Ubuntu, levier de construction empathique

Ce concept a largement rayonné dans son acception politique puisque Nelson Mandela et Desmond Tutu s'en sont saisis pour lutter contre le régime de l'apartheid et proposer une démarche de réconciliation nationale, et ce dès la fin de ce régime infâme. En effet, l’Ubuntu est l’exact opposé de la ségrégation combattue par ces deux prix Nobel de la paix: il prône notre égalité et notre interdépendance en tant que terrien·nes. Plus encore, l’Ubuntu considère que «je suis parce que nous sommes»! C'est dire s'il est un levier puissant de construction empathique et solidaire...
Desmond Tutu avait parfaitement résumé cette idée: «Une personne Ubuntu est ouverte et disponible pour les autres, dévouée aux autres; elle ne se sent pas menacée car elle a confiance en elle-même – cette confiance vient de la reconnaissance qu’elle appartient à quelque chose de plus grand. Cette personne se sent diminuée quand les autres sont diminués ou humiliés, quand ils sont torturés ou opprimés.»
Vivre en Ubuntu, c'est donc vivre pleinement la fraternité humaine, la générosité, l'attention portée à tous les autres appartenant au monde du vivant. C'est avant tout un art de vivre ancestral mais universel, comme aimait à le rappeler Nelson Mandela: «Dans l’ancien temps, quand nous étions jeunes, un voyageur qui passait et s’arrêtait dans le village n’avait pas besoin de demander de la nourriture ou de l’eau. Lorsqu’il stoppait, les gens lui donnaient de la nourriture et s’occupaient de lui. C’est l’un des aspects d’Ubuntu mais il y en a bien d’autres.»
Aujourd’hui, ce concept semble bien peu appliqué en ces temps de guerres sur presque tous les continents… Pourtant, des individus se positionnent en faveur de la paix et continuent à ouvrir leurs bras et leur maison aux «voyageurs étrangers». De tous temps, en tous lieux, des femmes et des hommes ont fait preuve du meilleur contre le pire de certains de leurs contemporains, unis honteusement par des slogans de haine et la construction de murs. Rappeler et incarner l’Ubuntu, c’est croire qu’un monde fait d’amour fraternel et de bienveillance est toujours possible. Car, comme nous le dit l’auteur rwandais Laurien Ntezimana: «C’est une invitation à être Bon à l’intérieur et Don à l’extérieur.»
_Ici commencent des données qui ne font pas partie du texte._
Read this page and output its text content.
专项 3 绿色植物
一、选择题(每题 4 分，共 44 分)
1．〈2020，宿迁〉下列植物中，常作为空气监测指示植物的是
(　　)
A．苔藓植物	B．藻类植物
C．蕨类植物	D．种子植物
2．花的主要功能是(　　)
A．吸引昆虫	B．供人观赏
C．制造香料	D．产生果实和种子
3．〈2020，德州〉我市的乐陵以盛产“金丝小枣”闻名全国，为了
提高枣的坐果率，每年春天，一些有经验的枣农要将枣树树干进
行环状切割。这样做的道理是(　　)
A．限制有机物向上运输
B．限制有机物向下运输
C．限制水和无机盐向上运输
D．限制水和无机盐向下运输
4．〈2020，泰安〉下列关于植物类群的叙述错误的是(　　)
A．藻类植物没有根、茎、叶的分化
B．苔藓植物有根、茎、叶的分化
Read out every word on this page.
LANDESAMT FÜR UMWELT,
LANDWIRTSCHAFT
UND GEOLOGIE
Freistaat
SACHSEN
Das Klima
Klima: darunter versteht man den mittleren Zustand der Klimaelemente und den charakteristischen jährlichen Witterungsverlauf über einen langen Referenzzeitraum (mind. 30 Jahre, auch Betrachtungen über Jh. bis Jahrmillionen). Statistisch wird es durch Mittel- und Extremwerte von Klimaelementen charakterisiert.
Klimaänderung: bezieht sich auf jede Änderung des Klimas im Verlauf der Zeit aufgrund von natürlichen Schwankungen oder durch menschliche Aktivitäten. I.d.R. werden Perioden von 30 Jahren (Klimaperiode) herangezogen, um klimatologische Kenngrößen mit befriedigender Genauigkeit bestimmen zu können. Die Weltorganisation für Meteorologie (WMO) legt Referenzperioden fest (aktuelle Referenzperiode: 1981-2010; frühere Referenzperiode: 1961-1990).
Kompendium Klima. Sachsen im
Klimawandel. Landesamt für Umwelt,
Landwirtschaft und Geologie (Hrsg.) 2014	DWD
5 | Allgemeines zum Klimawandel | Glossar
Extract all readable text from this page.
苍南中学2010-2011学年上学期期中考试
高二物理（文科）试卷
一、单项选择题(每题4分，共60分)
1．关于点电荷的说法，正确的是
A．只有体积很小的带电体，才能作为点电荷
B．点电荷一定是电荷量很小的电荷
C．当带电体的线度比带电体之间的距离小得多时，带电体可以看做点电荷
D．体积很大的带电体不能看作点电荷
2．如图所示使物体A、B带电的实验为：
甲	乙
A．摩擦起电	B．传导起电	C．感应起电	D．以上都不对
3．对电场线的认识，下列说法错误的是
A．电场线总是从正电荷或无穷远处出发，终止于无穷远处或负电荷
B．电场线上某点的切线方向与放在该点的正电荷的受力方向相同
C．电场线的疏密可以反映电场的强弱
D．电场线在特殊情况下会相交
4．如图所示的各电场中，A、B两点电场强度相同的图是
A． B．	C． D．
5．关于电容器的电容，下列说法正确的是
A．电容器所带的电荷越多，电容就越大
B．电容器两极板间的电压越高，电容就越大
Kasàlà, un outil artistique et thérapeutique

Fondé sur le concept d’Ubuntu, le kasàlà est une poésie qui fait l’éloge de soi et de l’autre, et qui est récitée à voix haute devant une assemblée. Cet outil est artistique par essence, mais il est aussi thérapeutique et il possède une dimension transculturelle puissante. A l’origine, le kasàlà désignerait un genre poétique et musical en ciluba1 .
Jean Kabuta, Congolais ayant vécu longtemps en Belgique, ex-professeur de littérature et de linguistique à l’Université de Gand, s’est penché très longuement sur cette notion de kasàlà. Il a réalisé qu’il existait dans presque toute l’Afrique subsaharienne sous divers vocables. Mais son contenu et sa finalité sont quasi identiques selon lui: il s'agit d'un poème, récit cérémoniel constitué de deux volets principaux qui peuvent se présenter simultanément ou séparément, kasàlà de l'autre et kasàlà de soi, ou auto-louange.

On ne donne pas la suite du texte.